272 layers in a single image seems really unusual, is that just due to my lack of experience with containers? I've never seen an image with more than maybe a few dozen in my career...
Well, as described...
> Here's how the disaster unfolded:
> 1. A user's container is under a brute-force attack, and /var/log/btmp grows to 11GB.
> 2. The user performs a commit, creating a new image layer.
> 3. A single new failed login is appended to /var/log/btmp.
> 4. Because of CoW, OverlayFS doesn't just write the new line. It copies the entire 11GB file into the new, upper layer.
> 5. This process repeated 271 times.
So the user is creating hundreds of layers for unclear reasons. The article refers to this as "exponential growth", but for that to be the case those commits would need to be triggered in proportion to the number of existing layers, which seems unlikely. Assuming the commits are caused by the user for reasons unrelated to the size of the existing image, this is growth that is quadratic† (in the number of layers; it's hard to characterize as a function of time or whatever), and it'd be nice to know why there were so many layers.
† Note that while the growth is technically quadratic, I don't think that impacted them. They say that the problem occurred when one 11GB file got copied into each of 272 image layers.

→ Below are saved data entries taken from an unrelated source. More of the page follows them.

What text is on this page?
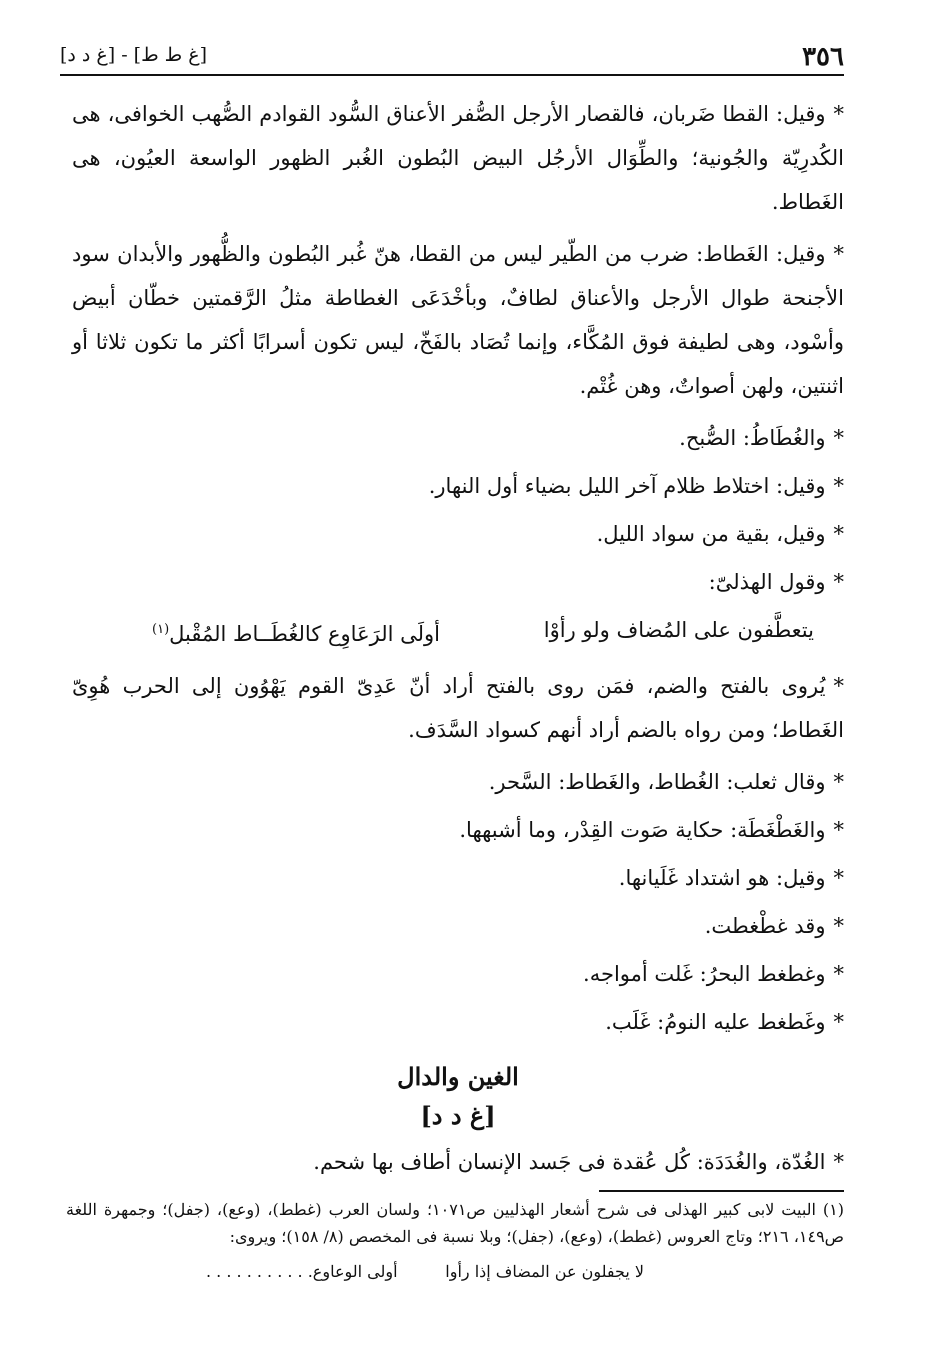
٣٥٦
[غ ط ط] - [غ د د]

*وقيل: القطا ضَربان، فالقصار الأرجل الصُّفر الأعناق السُّود القوادم الصُّهب الخوافى، هى الكُدرِيّة والجُونية؛ والطِّوَال الأرجُل البيض البُطون الغُبر الظهور الواسعة العيُون، هى الغَطاط.

*وقيل: الغَطاط: ضرب من الطّير ليس من القطا، هنّ غُبر البُطون والظُّهور والأبدان سود الأجنحة طوال الأرجل والأعناق لطافٌ، وبأخْدَعَى الغطاطة مثلُ الرَّقمتين خطّان أبيض وأسْود، وهى لطيفة فوق المُكَّاء، وإنما تُصَاد بالفَخّ، ليس تكون أسرابًا أكثر ما تكون ثلاثا أو اثنتين، ولهن أصواتٌ، وهن غُتْم.

*والغُطَاطُ: الصُّبح.

*وقيل: اختلاط ظلام آخر الليل بضياء أول النهار.

*وقيل، بقية من سواد الليل.

*وقول الهذلىّ:

يتعطَّفون على المُضاف ولو رأوْا
أولَى الرَعَاوِع كالغُطَــاط المُقْبل$^{(١)}$

*يُروى بالفتح والضم، فمَن روى بالفتح أراد أنّ عَدِىّ القوم يَهْوُون إلى الحرب هُوِىّ الغَطاط؛ ومن رواه بالضم أراد أنهم كسواد السَّدَف.

*وقال ثعلب: الغُطاط، والغَطاط: السَّحر.

*والغَطْغَطَة: حكاية صَوت القِدْر، وما أشبهها.

*وقيل: هو اشتداد غَلَيانها.

*وقد غطْغطت.

*وغطغط البحرُ: غَلت أمواجه.

*وغَطغط عليه النومُ: غَلَب.

الغين والدال
[غ د د]

*الغُدّة، والغُدَدَة: كُل عُقدة فى جَسد الإنسان أطاف بها شحم.

(١) البيت لابى كبير الهذلى فى شرح أشعار الهذليين ص١٠٧١؛ ولسان العرب (غطط)، (وعع)، (جفل)؛ وجمهرة اللغة ص١٤٩، ٢١٦؛ وتاج العروس (غطط)، (وعع)، (جفل)؛ وبلا نسبة فى المخصص (٨/ ١٥٨)؛ ويروى:
لا يجفلون عن المضاف إذا رأوا
أولى الوعاوع. . . . . . . . . . .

That would require 2,992 GB, but they also say that the image exhibiting this problem was only 800GB.
I suspect that the answer here is that only some of the layers modified (and therefore copied) the log file. Probably about 72 of the layers. This is more like growth that's linear (still technically slightly superlinear, but probably not quadratic) in the number of failed SSH login attempts. ~75% of layers aren't contributing to the problem at all.
I can't think of anything that would justify that many layers. If I have that much complexity, I would split up the container or start writing bash scripts.
The automation of containers looks simple but developers with systems experience know the actual complexity of operating systems and running applications.
People who know javascript but don't know how a file system works can build and deploy containers. They just copy and paste stuff until it runs. The automation of containers makes brute force iteration a viable option. It was a lot more difficult trying to run a Linux server, which would force you to learn something or use a platform as a service instead.